Als Präsident sprach er einem Bundesrichter von lateinamerikanischer Abstammung die Qualifikation ab, weil der „ein Mexikaner“ sei. Er machte sich über den Vater eines gefallenen Kriegshelden wegen dessen pakistanischer Abstammung lustig. Er wand sich, die Eskalation rechter Gewalt in Charlottesville zu verurteilen und sagte, auch bei den Neonazis gebe es „feine Leute“. Laut der New York Times behauptete er, die neuen Einwanderer aus Haiti hätten „alle Aids“ und die aus Nigeria würden, wären sie einmal in den USA angekommen, „nie in ihre Hütten zurückkehren“.

Nicht trotz, sondern wegen Rassismus gewählt

Doch so gerechtfertigt die Empörung über all diese Handlungen und Aussagen auch ist, haftet ihr doch ein Makel der Scheinheiligkeit an. Denn schließlich ist Trump nicht durch einen Coup Präsident geworden, sondern wurde demokratisch gewählt. Ein Großteil seiner Bemerkungen war damals schon bekannt. Der Verdacht drängt sich auf, dass die Amerikaner Trump nicht trotz sondern wegen seines mehr oder weniger offen zur Schau gestellten Rassismus ins Weiße Haus gebracht haben.

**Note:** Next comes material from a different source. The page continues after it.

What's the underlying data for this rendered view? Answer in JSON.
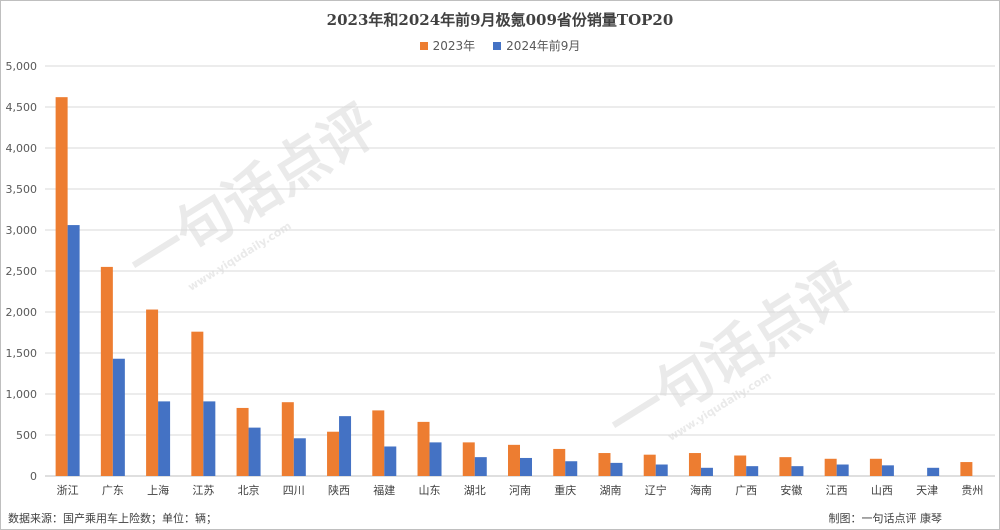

Der Journalist und Autor Ta-Nehisi Coates  hat das in einem eindrucksvollen Essay dargelegt. Nicht umsonst sei Trump erst dann als Politiker erwacht, schreibt Coates, als er vom damaligen Präsidenten Barack Obama forderte, dieser solle seine Geburtsurkunde veröffentlichen, um zu beweisen, dass er wirklich Amerikaner sei und kein Muslim: „Bei Trump scheint es fast, dass die Tatsache von Obama, die Tatsache eines schwarzen Präsidenten, ihn persönlich beleidigte.“

Genauso ging es offenbar vielen weißen Amerikanern. Coates weist nach, dass nicht nur die „vergessene“ weiße Arbeiterschaft disproportional häufig für Trump stimmte, wie viele Kommentatoren danach flugs analysierten. Es waren Weiße aus allen Schichten. Das ist nicht verwunderlich bei einem Kandidaten der Republikaner. Doch die Menschen wählten Trump, obwohl er sich gegen die Führung seiner Partei, gegen die akzeptierte Wahlkampfstrategie und gegen alle Anständigkeiten stellte. Heute sind die Zustimmungsraten für Trump bei fast allen Bevölkerungsgruppen der USA unter 30 Prozent gefallen. Außer bei den Menschen, die sich vornehmlich als „Weiße“ identifizieren. Coates fällt dann sein Urteil auch nicht nur gegen Trump, sondern gegen sein Land, die USA. Selbst 50 Jahre nach dem Mord an Martin Luther King und nach acht Amtsjahren eines schwarzen Präsidenten „bleibt der Rassismus dort, wo er auch 1776 war: Im Herzen des politischen Lebens des Landes“.